Brown had been authorized by the board that month to investigate the matter while he was in the nation’s capital on other business.
The mayor and board were briefed on the findings during an executive session two weeks ago.
“Everything you said was correct, but still, it cannot excuse the situation that Indianola put itself in,” said Ward 1 Alderman Gary Fratesi last week in response to Featherstone’s statement. “Our attorney told us not to pay…I hope that HUD is going to send the money down through and make everybody whole again, and I hope they do that, but we as aldermen have to stand by the law.”
If the money indeed thaws and makes its way to the city, the state’s actions against Woods, Elder and Brock may be dropped.
Meanwhile, MHC denied all of the city’s allegations in its response this week.
“MHC has been made aware of the statements made by Mayor Featherstone and several aldermen at the Board of Aldermen Meeting on December 19, 2024,” MHC’s Spivey said. “None of the statements were true or accurate regarding MHC’s relationship with HUD or its relationship with its grantees.”
Spivey said that Mississippi Home Corporation granted its first extension for the grant in August 2021, “Due to projects not being completed with a new expiration date of 08/2022. In August of 2022, MHC granted yet another extension due to projects not being completed, with a new expiration date of 08/2023. In August of 2023, MHC requested an extension from HUD because the work was still not completed. At that point, Indianola had only drawn down $16,000 of its original $392,336 grant, a paltry 4% of their total grant amount for eligible, completed activities.”
Spivey said that this past July, “HUD informed MHC that they would not grant an additional extension of the grant funds, and that those activities would be involuntarily terminated. As a result, 45 activities were involuntarily terminated; each of those activities represented a home that was selected for rehabilitation.”
Spivey said that MHC met with senior HUD officials in late September in Jackson to discuss “Different methods of ensuring the grant activities were completed. Several solutions were presented, and we are still working with HUD toward a solution.”

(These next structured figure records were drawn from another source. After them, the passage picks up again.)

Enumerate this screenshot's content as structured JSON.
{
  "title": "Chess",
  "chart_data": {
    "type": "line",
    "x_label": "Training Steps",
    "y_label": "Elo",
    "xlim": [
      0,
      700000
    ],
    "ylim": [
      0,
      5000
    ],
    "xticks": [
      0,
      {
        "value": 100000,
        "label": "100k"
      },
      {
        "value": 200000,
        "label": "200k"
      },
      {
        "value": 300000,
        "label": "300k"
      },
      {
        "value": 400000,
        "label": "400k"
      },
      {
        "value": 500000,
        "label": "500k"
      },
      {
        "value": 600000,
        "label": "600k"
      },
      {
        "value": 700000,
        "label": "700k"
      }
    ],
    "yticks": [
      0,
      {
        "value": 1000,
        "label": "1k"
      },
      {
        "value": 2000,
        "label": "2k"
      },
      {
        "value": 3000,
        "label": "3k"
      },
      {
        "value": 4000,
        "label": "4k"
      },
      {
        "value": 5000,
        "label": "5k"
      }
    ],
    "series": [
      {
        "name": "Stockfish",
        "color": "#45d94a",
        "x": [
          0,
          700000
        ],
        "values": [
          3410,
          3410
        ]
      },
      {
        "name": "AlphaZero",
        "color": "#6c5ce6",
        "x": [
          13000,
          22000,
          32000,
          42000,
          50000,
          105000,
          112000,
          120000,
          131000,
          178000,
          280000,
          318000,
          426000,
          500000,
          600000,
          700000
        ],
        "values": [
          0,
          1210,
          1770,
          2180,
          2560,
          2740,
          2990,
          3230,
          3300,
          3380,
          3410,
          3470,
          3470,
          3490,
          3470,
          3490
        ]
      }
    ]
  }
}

He added that MHC hopes that all 45 homes that were selected in the original grant will be rehabbed.
“MHC continues to work toward a solution in which the city and the contractors it selected can rehabilitate the homes for the homeowners, and we look forward to resolution soon,” Spivey said. “Speeches are easy. Work is difficult. MHC remains committed to doing the work to provide safe, decent, and affordable housing for our fellow Mississippians.”
Featherstone insisted last week that all of the allegations he brought forth could be backed up by documentation.
“All of the information has not come out on this, and it very well will come out,” he said. “Everything that I tell is true. It has been fact-checked and vetted up one side and down the other… As public as they made the problem with our city and with our aldermen, we’re going to make their discrepancies just as public.”
Featherstone has maintained since last year that the decision to pay Spencer came from a good place.
“Everything was messed up before it got to the City of Indianola, and all our aldermen tried to do was operate in good faith to make certain that one of our local businesses, Spencer Construction, does not go out of business,” Featherstone said.
Brock thanked the mayor for his statement during last week’s meeting, suggesting that perhaps the moral good justified the legal infraction.
“Not all things are graded by the law,” he said, “It’s by honesty and respect.”